Basic Information

  • Course Code: CS 753
  • Course Name: Automatic Speech Recognition
  • Course Offered In: Spring 2023
  • Instructors: Prof. Preethi Jyothi
  • Prerequisites: Linear Algebra (hard), formal course in machine learning is must (can be done in parallel with professor’s consent). Probability (EE 325) was very helpful in the course. Prior exposure to Markov chains helps too, though not necessary.
  • Difficulty (on a scale of 5): 4

Course Content

Statistical Speech Recognition, WFSTs and WFST algorithms, WFSTs in ASR + Basics of speech production, Hidden Markov Models, Neural Networks, Deep Neural Network(DNN)-based Acoustic Models, Recurrent Neural Network(RNN) Models for ASR, Acoustic Feature Extraction for ASR, Language modeling.

Feedback on Lectures

Lectures were only taken upto the midsem.

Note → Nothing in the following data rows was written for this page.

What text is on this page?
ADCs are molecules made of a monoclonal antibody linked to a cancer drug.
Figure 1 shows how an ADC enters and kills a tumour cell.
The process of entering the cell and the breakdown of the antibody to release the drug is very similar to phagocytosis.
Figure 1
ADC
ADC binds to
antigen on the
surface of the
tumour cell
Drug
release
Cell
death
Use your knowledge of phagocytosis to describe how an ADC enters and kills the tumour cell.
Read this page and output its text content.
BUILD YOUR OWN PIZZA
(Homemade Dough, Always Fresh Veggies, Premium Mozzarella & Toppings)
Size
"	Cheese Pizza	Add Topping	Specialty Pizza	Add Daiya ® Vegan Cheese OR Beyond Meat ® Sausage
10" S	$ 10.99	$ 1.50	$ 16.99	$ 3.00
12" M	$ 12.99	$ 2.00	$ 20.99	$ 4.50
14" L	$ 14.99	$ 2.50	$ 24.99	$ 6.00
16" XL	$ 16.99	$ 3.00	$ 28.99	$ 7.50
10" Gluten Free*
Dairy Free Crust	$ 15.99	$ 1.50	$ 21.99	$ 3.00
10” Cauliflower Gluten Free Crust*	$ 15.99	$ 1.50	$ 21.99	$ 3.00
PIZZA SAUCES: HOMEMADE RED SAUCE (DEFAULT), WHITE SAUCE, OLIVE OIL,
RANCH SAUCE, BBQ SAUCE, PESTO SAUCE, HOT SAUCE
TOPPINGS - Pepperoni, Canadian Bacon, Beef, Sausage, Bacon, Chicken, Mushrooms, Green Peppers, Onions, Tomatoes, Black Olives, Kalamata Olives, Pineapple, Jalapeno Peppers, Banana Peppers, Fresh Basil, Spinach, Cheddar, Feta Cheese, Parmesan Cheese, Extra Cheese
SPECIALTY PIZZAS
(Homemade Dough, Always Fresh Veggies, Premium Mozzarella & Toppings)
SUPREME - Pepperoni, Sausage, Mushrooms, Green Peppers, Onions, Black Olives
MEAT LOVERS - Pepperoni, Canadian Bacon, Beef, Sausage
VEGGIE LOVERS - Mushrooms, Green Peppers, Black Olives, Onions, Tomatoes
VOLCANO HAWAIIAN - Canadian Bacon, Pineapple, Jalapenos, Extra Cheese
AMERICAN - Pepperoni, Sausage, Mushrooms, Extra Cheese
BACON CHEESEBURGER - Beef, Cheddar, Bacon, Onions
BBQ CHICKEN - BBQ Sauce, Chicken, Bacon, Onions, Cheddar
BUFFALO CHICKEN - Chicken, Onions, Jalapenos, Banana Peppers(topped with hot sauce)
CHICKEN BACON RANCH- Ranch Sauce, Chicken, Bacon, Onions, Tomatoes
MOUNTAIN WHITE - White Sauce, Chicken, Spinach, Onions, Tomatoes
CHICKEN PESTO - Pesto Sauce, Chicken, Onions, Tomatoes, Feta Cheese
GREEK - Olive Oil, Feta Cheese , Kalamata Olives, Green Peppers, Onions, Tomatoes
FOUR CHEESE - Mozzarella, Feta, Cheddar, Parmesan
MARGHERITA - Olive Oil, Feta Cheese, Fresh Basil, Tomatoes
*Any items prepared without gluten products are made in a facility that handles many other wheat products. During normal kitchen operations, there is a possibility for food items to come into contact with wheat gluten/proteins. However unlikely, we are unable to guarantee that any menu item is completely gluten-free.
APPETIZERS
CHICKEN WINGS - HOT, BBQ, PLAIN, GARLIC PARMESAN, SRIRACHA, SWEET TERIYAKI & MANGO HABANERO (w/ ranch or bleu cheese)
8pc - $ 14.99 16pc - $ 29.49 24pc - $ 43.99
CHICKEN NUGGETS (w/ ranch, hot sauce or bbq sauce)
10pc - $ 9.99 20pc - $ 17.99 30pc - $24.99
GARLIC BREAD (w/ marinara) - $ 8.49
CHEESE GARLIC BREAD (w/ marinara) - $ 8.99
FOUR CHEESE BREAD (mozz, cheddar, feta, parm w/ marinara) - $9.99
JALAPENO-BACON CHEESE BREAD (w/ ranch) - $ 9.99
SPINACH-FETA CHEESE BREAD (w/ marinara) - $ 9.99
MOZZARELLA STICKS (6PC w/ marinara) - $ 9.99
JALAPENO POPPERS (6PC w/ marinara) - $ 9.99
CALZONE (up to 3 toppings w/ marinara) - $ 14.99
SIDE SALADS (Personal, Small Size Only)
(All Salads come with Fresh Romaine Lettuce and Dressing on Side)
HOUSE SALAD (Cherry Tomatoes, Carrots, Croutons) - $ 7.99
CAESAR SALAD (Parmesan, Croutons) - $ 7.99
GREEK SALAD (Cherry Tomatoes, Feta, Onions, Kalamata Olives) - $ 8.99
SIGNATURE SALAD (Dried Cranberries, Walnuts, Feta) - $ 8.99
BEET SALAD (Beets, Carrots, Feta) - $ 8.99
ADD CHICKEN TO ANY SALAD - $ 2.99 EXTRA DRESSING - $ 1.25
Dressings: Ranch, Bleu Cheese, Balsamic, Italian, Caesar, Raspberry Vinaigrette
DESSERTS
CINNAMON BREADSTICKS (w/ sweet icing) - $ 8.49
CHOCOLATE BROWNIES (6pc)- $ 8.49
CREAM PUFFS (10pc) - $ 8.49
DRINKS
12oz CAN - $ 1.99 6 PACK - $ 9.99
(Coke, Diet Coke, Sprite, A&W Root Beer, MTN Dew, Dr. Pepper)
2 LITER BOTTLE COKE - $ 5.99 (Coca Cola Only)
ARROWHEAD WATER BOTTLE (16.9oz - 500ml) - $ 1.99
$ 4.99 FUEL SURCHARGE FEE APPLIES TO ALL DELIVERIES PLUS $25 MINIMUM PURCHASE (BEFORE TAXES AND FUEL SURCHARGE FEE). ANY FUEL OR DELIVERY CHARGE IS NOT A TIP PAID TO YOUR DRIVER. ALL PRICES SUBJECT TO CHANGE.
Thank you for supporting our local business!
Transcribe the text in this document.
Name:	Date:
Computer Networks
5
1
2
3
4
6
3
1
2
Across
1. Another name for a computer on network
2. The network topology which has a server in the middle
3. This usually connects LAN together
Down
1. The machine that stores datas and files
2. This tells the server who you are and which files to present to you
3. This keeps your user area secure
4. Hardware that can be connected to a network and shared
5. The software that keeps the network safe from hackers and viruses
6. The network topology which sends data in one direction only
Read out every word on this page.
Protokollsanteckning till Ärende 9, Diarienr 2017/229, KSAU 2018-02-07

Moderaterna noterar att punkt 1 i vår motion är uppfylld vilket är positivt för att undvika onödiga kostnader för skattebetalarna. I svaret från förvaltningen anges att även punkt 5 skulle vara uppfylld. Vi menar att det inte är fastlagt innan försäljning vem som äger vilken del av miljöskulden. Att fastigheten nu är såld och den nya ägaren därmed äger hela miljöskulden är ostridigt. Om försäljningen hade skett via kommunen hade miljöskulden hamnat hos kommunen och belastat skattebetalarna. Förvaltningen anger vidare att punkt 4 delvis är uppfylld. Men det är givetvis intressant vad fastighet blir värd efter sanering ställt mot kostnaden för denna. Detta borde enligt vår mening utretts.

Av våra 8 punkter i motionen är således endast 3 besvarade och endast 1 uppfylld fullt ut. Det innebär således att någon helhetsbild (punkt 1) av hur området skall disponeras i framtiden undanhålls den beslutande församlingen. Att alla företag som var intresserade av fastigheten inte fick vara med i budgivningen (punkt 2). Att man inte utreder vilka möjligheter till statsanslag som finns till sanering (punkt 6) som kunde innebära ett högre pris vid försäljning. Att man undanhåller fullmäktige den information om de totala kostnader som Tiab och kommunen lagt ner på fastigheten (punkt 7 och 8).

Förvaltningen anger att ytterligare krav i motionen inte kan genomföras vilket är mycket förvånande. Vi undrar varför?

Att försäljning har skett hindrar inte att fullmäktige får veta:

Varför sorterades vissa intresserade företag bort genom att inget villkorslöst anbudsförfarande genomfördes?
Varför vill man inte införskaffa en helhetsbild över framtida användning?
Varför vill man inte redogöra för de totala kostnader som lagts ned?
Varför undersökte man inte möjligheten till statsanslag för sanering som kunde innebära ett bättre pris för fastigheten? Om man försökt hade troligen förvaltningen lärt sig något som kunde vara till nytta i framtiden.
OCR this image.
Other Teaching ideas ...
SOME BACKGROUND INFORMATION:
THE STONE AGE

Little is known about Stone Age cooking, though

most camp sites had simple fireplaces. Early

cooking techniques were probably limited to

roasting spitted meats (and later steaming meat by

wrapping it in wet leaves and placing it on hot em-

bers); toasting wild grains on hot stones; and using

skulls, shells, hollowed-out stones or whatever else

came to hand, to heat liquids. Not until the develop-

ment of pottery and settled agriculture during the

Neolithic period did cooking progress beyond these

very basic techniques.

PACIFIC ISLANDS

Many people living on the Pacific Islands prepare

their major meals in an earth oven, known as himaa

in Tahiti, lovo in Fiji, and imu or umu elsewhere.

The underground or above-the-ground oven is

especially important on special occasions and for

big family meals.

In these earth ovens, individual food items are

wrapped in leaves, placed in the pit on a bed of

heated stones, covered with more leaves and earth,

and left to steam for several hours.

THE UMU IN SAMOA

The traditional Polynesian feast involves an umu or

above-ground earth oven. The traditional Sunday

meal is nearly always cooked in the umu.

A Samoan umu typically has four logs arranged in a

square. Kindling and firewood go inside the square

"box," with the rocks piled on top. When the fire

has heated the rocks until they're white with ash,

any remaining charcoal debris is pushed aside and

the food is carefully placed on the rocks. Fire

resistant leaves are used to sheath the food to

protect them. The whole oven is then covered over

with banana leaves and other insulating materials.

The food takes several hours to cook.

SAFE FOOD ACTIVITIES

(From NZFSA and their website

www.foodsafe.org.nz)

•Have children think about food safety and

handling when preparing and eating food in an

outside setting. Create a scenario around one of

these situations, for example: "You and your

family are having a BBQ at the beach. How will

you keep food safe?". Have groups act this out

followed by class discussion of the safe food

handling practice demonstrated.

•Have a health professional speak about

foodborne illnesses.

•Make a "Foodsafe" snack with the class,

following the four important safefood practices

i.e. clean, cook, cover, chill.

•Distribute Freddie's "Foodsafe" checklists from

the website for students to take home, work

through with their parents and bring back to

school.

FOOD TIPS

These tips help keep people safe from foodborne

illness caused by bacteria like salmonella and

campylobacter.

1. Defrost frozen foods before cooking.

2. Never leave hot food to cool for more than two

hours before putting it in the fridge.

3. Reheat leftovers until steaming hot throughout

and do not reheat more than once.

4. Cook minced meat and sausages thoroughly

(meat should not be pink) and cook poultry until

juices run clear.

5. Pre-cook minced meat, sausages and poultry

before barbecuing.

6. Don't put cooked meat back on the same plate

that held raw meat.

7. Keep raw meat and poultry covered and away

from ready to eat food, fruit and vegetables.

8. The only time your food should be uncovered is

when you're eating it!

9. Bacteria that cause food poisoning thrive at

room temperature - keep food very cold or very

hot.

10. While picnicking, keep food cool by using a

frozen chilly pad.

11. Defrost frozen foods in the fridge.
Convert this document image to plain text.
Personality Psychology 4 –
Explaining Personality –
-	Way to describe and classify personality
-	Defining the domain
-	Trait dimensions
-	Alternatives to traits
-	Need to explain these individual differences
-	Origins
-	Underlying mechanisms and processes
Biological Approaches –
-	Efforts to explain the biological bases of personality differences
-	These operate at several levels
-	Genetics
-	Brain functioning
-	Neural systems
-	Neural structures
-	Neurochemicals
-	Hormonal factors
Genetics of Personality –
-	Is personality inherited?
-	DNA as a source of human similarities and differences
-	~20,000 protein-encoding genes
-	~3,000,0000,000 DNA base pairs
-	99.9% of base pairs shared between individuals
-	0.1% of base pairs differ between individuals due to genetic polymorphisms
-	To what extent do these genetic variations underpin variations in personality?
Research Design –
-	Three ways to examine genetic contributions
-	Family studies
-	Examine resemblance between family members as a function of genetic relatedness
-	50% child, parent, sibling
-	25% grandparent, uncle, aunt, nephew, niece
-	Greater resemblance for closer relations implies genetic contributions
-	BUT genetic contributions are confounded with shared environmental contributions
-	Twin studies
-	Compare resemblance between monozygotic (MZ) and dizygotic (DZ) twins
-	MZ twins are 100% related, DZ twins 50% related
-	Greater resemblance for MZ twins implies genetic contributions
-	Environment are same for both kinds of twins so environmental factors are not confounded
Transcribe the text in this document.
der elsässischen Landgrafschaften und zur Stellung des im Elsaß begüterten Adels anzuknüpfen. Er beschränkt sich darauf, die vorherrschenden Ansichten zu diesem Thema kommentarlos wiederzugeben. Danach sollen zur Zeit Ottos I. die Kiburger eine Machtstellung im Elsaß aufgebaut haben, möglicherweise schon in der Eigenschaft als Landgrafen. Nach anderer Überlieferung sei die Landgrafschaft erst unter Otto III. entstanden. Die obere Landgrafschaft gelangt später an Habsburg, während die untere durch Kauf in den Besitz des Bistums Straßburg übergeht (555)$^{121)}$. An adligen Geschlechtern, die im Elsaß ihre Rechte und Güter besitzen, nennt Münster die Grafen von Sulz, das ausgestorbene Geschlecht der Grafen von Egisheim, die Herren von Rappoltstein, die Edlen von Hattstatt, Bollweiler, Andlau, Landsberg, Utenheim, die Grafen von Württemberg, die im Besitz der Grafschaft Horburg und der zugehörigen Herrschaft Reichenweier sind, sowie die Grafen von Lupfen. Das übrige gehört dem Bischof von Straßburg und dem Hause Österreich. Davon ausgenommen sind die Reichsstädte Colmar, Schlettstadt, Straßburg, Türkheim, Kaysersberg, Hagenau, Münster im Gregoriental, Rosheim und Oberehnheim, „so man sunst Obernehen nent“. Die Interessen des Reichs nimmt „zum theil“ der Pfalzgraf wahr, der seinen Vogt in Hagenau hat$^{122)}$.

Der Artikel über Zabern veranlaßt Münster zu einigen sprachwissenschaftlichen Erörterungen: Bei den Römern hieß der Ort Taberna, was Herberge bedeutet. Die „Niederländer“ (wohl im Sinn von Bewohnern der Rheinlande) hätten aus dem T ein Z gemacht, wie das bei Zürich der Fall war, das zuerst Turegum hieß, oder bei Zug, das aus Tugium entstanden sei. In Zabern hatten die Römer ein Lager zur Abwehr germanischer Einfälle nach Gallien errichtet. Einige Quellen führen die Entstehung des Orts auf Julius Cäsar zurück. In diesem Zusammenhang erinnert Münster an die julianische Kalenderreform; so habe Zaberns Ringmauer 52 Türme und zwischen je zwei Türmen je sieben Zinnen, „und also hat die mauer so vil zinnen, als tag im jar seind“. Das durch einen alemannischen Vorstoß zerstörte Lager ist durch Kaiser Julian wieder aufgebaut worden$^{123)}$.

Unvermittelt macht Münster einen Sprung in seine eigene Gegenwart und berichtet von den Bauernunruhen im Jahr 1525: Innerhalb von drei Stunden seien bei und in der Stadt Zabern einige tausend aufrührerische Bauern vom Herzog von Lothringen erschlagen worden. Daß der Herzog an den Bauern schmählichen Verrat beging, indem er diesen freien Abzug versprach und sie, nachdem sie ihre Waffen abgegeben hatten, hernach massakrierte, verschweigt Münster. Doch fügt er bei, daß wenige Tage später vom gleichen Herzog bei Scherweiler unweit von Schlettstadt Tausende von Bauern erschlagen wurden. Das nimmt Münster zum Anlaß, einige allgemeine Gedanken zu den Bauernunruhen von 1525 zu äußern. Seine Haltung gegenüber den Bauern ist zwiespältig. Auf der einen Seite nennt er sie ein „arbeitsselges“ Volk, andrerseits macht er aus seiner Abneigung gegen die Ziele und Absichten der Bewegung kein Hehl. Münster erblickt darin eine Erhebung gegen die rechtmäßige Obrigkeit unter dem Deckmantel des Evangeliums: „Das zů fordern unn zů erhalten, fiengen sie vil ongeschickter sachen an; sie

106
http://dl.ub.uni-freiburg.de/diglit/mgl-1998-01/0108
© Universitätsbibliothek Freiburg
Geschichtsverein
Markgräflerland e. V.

Everything was taught comprehensively in a way that was easy to understand. The course content is slightly on the difficult side but the slides are also very comprehensive and recordings were provided. However, I would recommend attending the lectures live as you will learn a lot and it is a great course. Ma’am made the class fun and even changed the topic if it was getting monotonous. In one lecture chocolates were thrown out to people who asked questions :)

Post midsem, a scientific seminar was conducted which involved studying research papers, so this course is definitely for those who are interested in getting a taste of research.

Feedback on Evaluations

Midsem(20%) and endsem(30%) were open slides and open notes. They were concept based. There were two team programming assignments(10% each) and the remaining 30 percent was a team seminar, which included going through 5 different research papers, presenting one in a PPT, making a scientific poster for one, modifying the code of one, writing a review on one and writing a scientific article on one.

The seminar really helps you learn how to actually understand research papers and how to convey your research to an audience.

Study Material and Resources

  • Daniel Jurafsky and James H. Martin, “Speech and Language Processing”, 2nd edition, 2008.
  • Mark Gales and Steve Young, The application of hidden Markov models in speech recognition, Foundations and Trends in Signal Processing, 1(3):195-304, 2008.
  • Mehryar Mohri, Fernando Pereira and Michael Riley, Weighted Finite-state Transducers in Speech Recognition , Computer Speech and Language, 16(1):69-88, 2002.
  • Geoffrey Hinton, Li Deng, Dong Yu, George E. Dahl, Abdel-rahman Mohamed, Navdeep Jaitly, Andrew Senior, Vincent Vanhoucke, Patrick Nguyen, Tara N. Sainath, and Brian Kingsbury, Deep Neural Networks for Acoustic Modeling in Speech Recognition , IEEE Signal Processing Magazine, 29(6):82-97, 2012.

Many more relevant references will be provided along with the lecture slides

Follow-up Courses

No follow up as such, but will open up the NLP and Speech processing domain for you.

Final Takeaway

If you want to do research in AI, or even scientific research in general, this course will really show you how conferences work and you will also learn how to read and understand research papers.